After driving her son to kindergarten, she took the extra step of stopping by the restaurant to make sure it was in perfect order for the meeting before dropping off her younger daughter at her mother Tracy Clark’s Shaker Heights home and returning to work to start her day.

Tracy recalls that Ilissa was hurried and stressed. But other than that, she seemed fine.

Ilissa and her family now remember that day for a far different reason. At around 1 p.m. she turned from a table of diners and collapsed. She’d gone into cardiac arrest.

Paramedics estimated 10 to 12 minutes passed before they arrived and shocked her heart back into rhythm.

“Every minute that you are not getting oxygen to your brain, your chance of survival drops approximately 10 percent,” says Tracy, quoting American Heart Association statistics. The restaurant did not have an Automated External Defibrillator (AED). And no one working or dining in the busy eatery had performed CPR.

Tracy still can recite the University Hospitals Ahuja Medical Center emergency room physician’s prognosis, word for word: “Her chances of survival are slim.”

Doctors put Ilissa into a hypothermic coma, a practice in which body temperature is lowered for a short period of time to reduce brain damage incurred from lack of oxygen, then warmed back to a normal average 98.6 degrees. Two days later, Ilissa not only regained consciousness during the warming process — miraculously, she did so with no discernible brain damage. She was weak and hooked up to a plethora of machines. But the only cognitive sign of the trauma she’d suffered were gaps in memory.

Testing revealed Ilissa had an irregular heartbeat — something regular physicals failed to detect — but could not pinpoint which electrical pathway in which area of the heart was causing it. The cardiologists installed a device that would illustrate the dramatic difference quick action can make. When Ilissa collapsed from a second cardiac arrest at her grandmother’s home on Oct. 7, 2018, only a month later, the device shocked her heart back into rhythm in less than a minute, although it took three shocks to do so.
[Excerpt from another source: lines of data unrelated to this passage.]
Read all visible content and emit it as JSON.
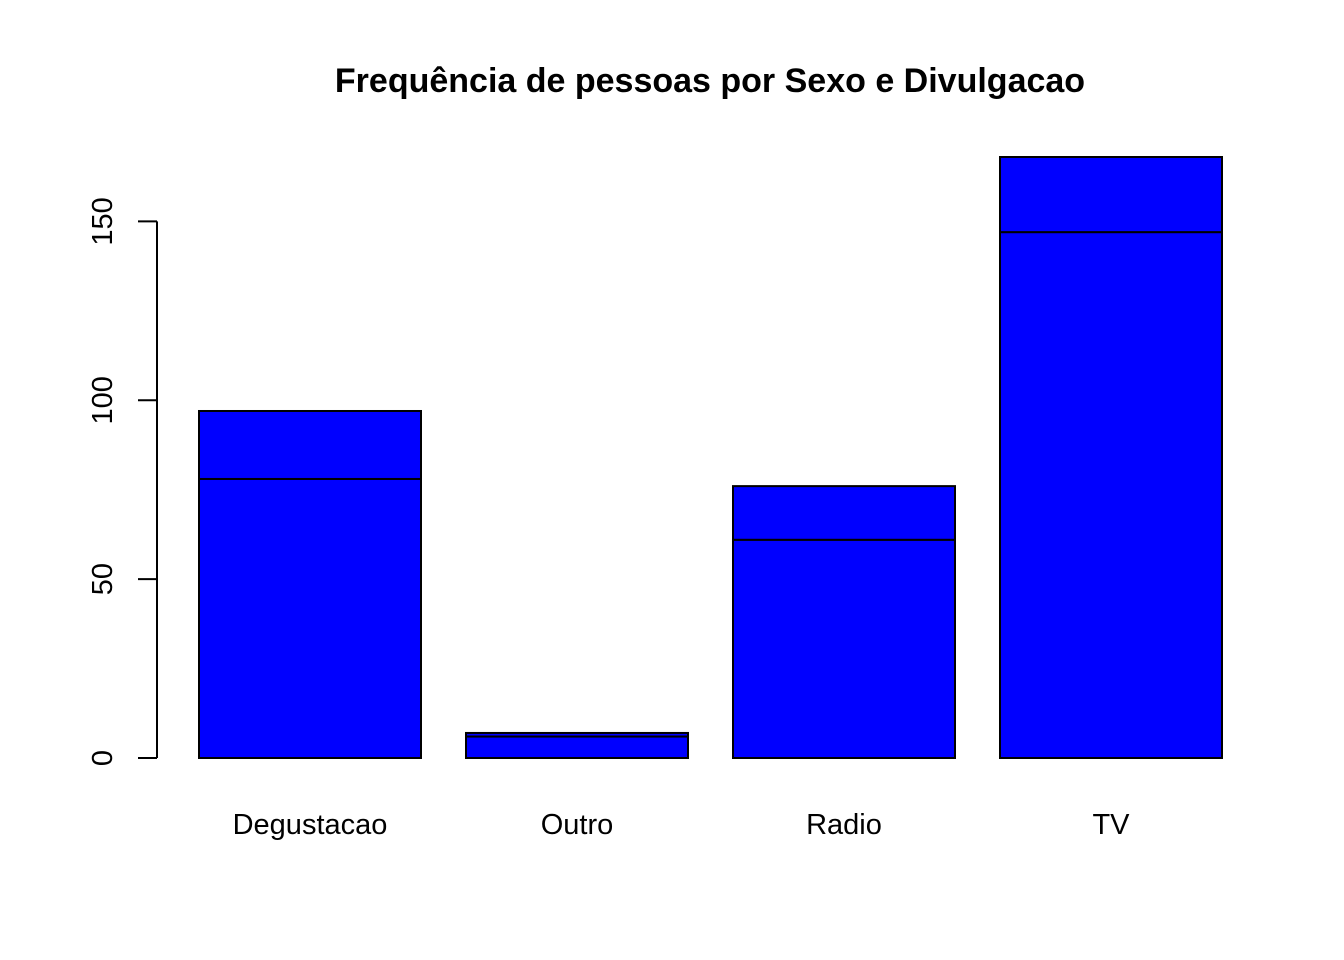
{
  "chart_data": {
    "type": "bar",
    "stacked": true,
    "title": "Frequência de pessoas por Sexo e Divulgacao",
    "xlabel": "",
    "ylabel": "",
    "categories": [
      "Degustacao",
      "Outro",
      "Radio",
      "TV"
    ],
    "series": [
      {
        "values": [
          78,
          6,
          61,
          147
        ]
      },
      {
        "values": [
          19,
          1,
          15,
          21
        ]
      }
    ],
    "totals": [
      97,
      7,
      76,
      168
    ],
    "ylim": [
      0,
      168
    ],
    "yticks": [
      "0",
      "50",
      "100",
      "150"
    ],
    "grid": false,
    "legend": "none",
    "colors": {
      "bar_fill": "#0000ff",
      "bar_stroke": "#000000",
      "axis": "#000000"
    }
  }
}
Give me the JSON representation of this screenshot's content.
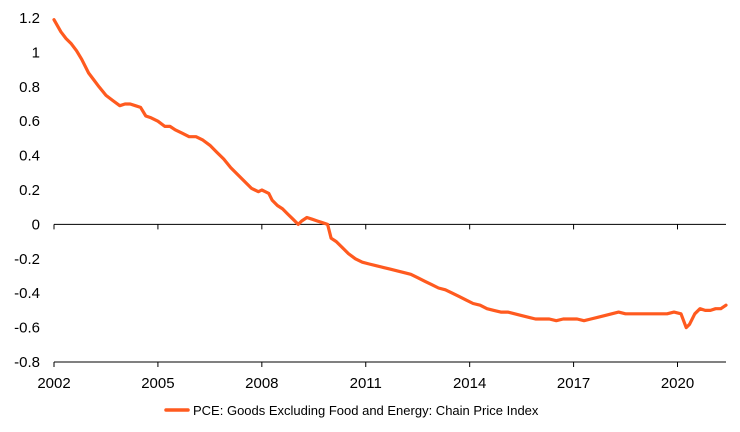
{
  "chart_data": {
    "type": "line",
    "title": "",
    "xlabel": "",
    "ylabel": "",
    "xlim": [
      2002,
      2021.4
    ],
    "ylim": [
      -0.8,
      1.2
    ],
    "grid": false,
    "legend_position": "bottom-center",
    "y_ticks": [
      "1.2",
      "1",
      "0.8",
      "0.6",
      "0.4",
      "0.2",
      "0",
      "-0.2",
      "-0.4",
      "-0.6",
      "-0.8"
    ],
    "y_tick_values": [
      1.2,
      1.0,
      0.8,
      0.6,
      0.4,
      0.2,
      0,
      -0.2,
      -0.4,
      -0.6,
      -0.8
    ],
    "x_ticks": [
      "2002",
      "2005",
      "2008",
      "2011",
      "2014",
      "2017",
      "2020"
    ],
    "x_tick_values": [
      2002,
      2005,
      2008,
      2011,
      2014,
      2017,
      2020
    ],
    "series": [
      {
        "name": "PCE: Goods Excluding Food and Energy: Chain Price Index",
        "color": "#ff5a1f",
        "x": [
          2002.0,
          2002.2,
          2002.35,
          2002.5,
          2002.65,
          2002.8,
          2003.0,
          2003.15,
          2003.3,
          2003.5,
          2003.7,
          2003.9,
          2004.05,
          2004.2,
          2004.35,
          2004.5,
          2004.65,
          2004.8,
          2005.0,
          2005.2,
          2005.35,
          2005.5,
          2005.7,
          2005.9,
          2006.1,
          2006.3,
          2006.5,
          2006.7,
          2006.9,
          2007.1,
          2007.3,
          2007.5,
          2007.7,
          2007.9,
          2008.0,
          2008.1,
          2008.2,
          2008.3,
          2008.45,
          2008.6,
          2008.75,
          2008.9,
          2009.05,
          2009.15,
          2009.3,
          2009.45,
          2009.6,
          2009.75,
          2009.9,
          2010.0,
          2010.15,
          2010.3,
          2010.5,
          2010.7,
          2010.9,
          2011.1,
          2011.3,
          2011.5,
          2011.7,
          2011.9,
          2012.1,
          2012.3,
          2012.5,
          2012.7,
          2012.9,
          2013.1,
          2013.3,
          2013.5,
          2013.7,
          2013.9,
          2014.1,
          2014.3,
          2014.5,
          2014.7,
          2014.9,
          2015.1,
          2015.3,
          2015.5,
          2015.7,
          2015.9,
          2016.1,
          2016.3,
          2016.5,
          2016.7,
          2016.9,
          2017.1,
          2017.3,
          2017.5,
          2017.7,
          2017.9,
          2018.1,
          2018.3,
          2018.5,
          2018.7,
          2018.9,
          2019.1,
          2019.3,
          2019.5,
          2019.7,
          2019.9,
          2020.1,
          2020.25,
          2020.35,
          2020.5,
          2020.65,
          2020.8,
          2020.95,
          2021.1,
          2021.25,
          2021.4
        ],
        "values": [
          1.19,
          1.12,
          1.08,
          1.05,
          1.01,
          0.96,
          0.88,
          0.84,
          0.8,
          0.75,
          0.72,
          0.69,
          0.7,
          0.7,
          0.69,
          0.68,
          0.63,
          0.62,
          0.6,
          0.57,
          0.57,
          0.55,
          0.53,
          0.51,
          0.51,
          0.49,
          0.46,
          0.42,
          0.38,
          0.33,
          0.29,
          0.25,
          0.21,
          0.19,
          0.2,
          0.19,
          0.18,
          0.14,
          0.11,
          0.09,
          0.06,
          0.03,
          0.0,
          0.02,
          0.04,
          0.03,
          0.02,
          0.01,
          0.0,
          -0.08,
          -0.1,
          -0.13,
          -0.17,
          -0.2,
          -0.22,
          -0.23,
          -0.24,
          -0.25,
          -0.26,
          -0.27,
          -0.28,
          -0.29,
          -0.31,
          -0.33,
          -0.35,
          -0.37,
          -0.38,
          -0.4,
          -0.42,
          -0.44,
          -0.46,
          -0.47,
          -0.49,
          -0.5,
          -0.51,
          -0.51,
          -0.52,
          -0.53,
          -0.54,
          -0.55,
          -0.55,
          -0.55,
          -0.56,
          -0.55,
          -0.55,
          -0.55,
          -0.56,
          -0.55,
          -0.54,
          -0.53,
          -0.52,
          -0.51,
          -0.52,
          -0.52,
          -0.52,
          -0.52,
          -0.52,
          -0.52,
          -0.52,
          -0.51,
          -0.52,
          -0.6,
          -0.58,
          -0.52,
          -0.49,
          -0.5,
          -0.5,
          -0.49,
          -0.49,
          -0.47
        ]
      }
    ]
  }
}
But the arrests have taken a toll. The memory of that second arrest triggers daily panic attacks and anxiety.

“I do go to a therapist once a week,” she says. “She does help a lot.”

Ilissa’s arrests have moved Tracy to help ensure ensure that more people who experience cardiac arrest survive.

She took courses to become a CPR instructor and in May founded In a Heartbeat, a licensed pro­vider of CPR-certification training. She also raises money to buy AEDS to donate to organizations, along with training on how to use them.

“I’m hoping that one day it will be a law, that just like fire extinguishers are required in all public spaces before they can open, defibrillators need to be on hand as well with trained staff,” she says.

Tracy asks those who do not know how to perform CPR and/or use an AED to learn. And she urges those who have acquired the skills to muster up the confidence to use them if the situation calls for it.

“If people would just act, [we] could save a lot of lives,” she says.